Freedom of choice in occupation and individual economic independence for women: How shall we approach this next feminist objective? First, by breaking down all remaining barriers, actual as well as legal, which make it difficult for women to enter or succeed in the various professions, to go into and get on in business, to learn trades and practice them, to join trades unions.

There are still significant gaps in leadership, pay, and opportunity across every sector in society, which makes sense given that in the United States men have had a 144 year head start in being politically enfranchised and economically empowered.

Women are 50.8% of the population and 47% of the workforce. We earn 60% of all undergraduate and master’s degrees and have 52% of all professional level jobs. However, women are only 14.6% of executive officers, 8/1% of top earners, and 6.4% of Fortune 500 CEOs. On average, women earn about 80 cents to the man’s dollar. The gap widens once you take race into account: Black women make about 63 cents and Hispanic women make around 54 cents for every dollar a white man makes. Only 20% of Congress is female, and only 38 women have ever served as governors.

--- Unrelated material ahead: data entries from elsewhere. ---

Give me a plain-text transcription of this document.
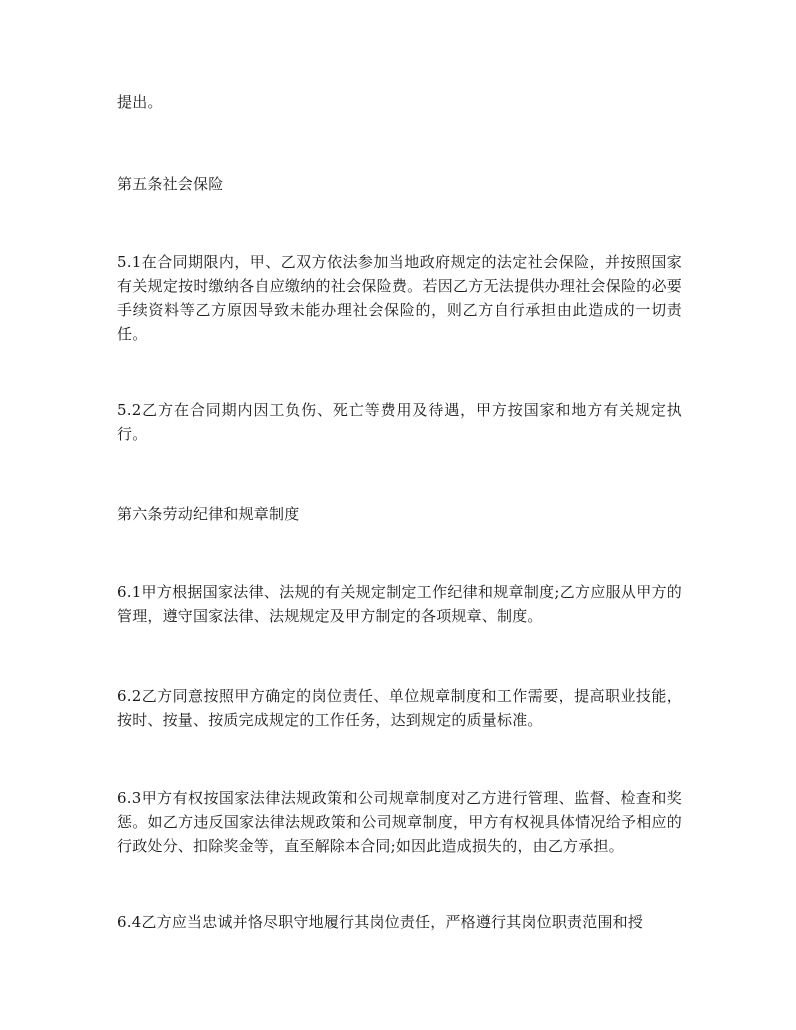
提出。

第五条社会保险

5.1在合同期限内，甲、乙双方依法参加当地政府规定的法定社会保险，并按照国家有关规定按时缴纳各自应缴纳的社会保险费。若因乙方无法提供办理社会保险的必要手续资料等乙方原因导致未能办理社会保险的，则乙方自行承担由此造成的一切责任。

5.2乙方在合同期内因工负伤、死亡等费用及待遇，甲方按国家和地方有关规定执行。

第六条劳动纪律和规章制度

6.1甲方根据国家法律、法规的有关规定制定工作纪律和规章制度;乙方应服从甲方的管理，遵守国家法律、法规规定及甲方制定的各项规章、制度。

6.2乙方同意按照甲方确定的岗位责任、单位规章制度和工作需要，提高职业技能，按时、按量、按质完成规定的工作任务，达到规定的质量标准。

6.3甲方有权按国家法律法规政策和公司规章制度对乙方进行管理、监督、检查和奖惩。如乙方违反国家法律法规政策和公司规章制度，甲方有权视具体情况给予相应的行政处分、扣除奖金等，直至解除本合同;如因此造成损失的，由乙方承担。

6.4乙方应当忠诚并恪尽职守地履行其岗位责任，严格遵行其岗位职责范围和授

One solution to these problems lies in a massive cultural revolution that convinces the country that men and women are equal, and should be treated as such in everything from household chores, to computer coding, to governance. Another way, and perhaps a more realistic way to address these continuing inequalities is going back to the basics:

The right to vote.

Women have the power to elect Representatives, Senators, and Presidents who promise to break down the systematic barriers in the way of equality, and to vote out the politicians who contribute to them. Better yet, women have the power to vote other women into office that understand the issues, their causes, and their potential solutions on a more intimate level. In addition, women are often the beneficiaries of many government services; they should lead in policymaking to ensure that these services are tailored and accessible to women.

Statistically, that holds true - women introduce legislation on education, health, and housing more frequently than men but ironically are less likely to see those reforms become law than if a man had proposed it. Some studies suggest that women lawmakers are more open to compromise, and Senate leadership acknowledged that it was the power of women that got the country out of the 2013 government shutdown.

A 2001 study of American members of Congress found that for women, the number one reason they chose to run for office was because they would have the ability to effect change in society. For men, on the other hand, it was because they had always wanted to be a politician. Who do you want in charge?

On this National Equality Day we should celebrate the progress gained and the women that fought for it. But the celebration shouldn’t overshadow the gaps where women are still missing from decision making positions from operating theatres to Silicon Valley to the Oval Office. The work has been started, the foundation laid-- it’s time to build. Or as Crystal Eastman would put it, “now at last we can begin” (again).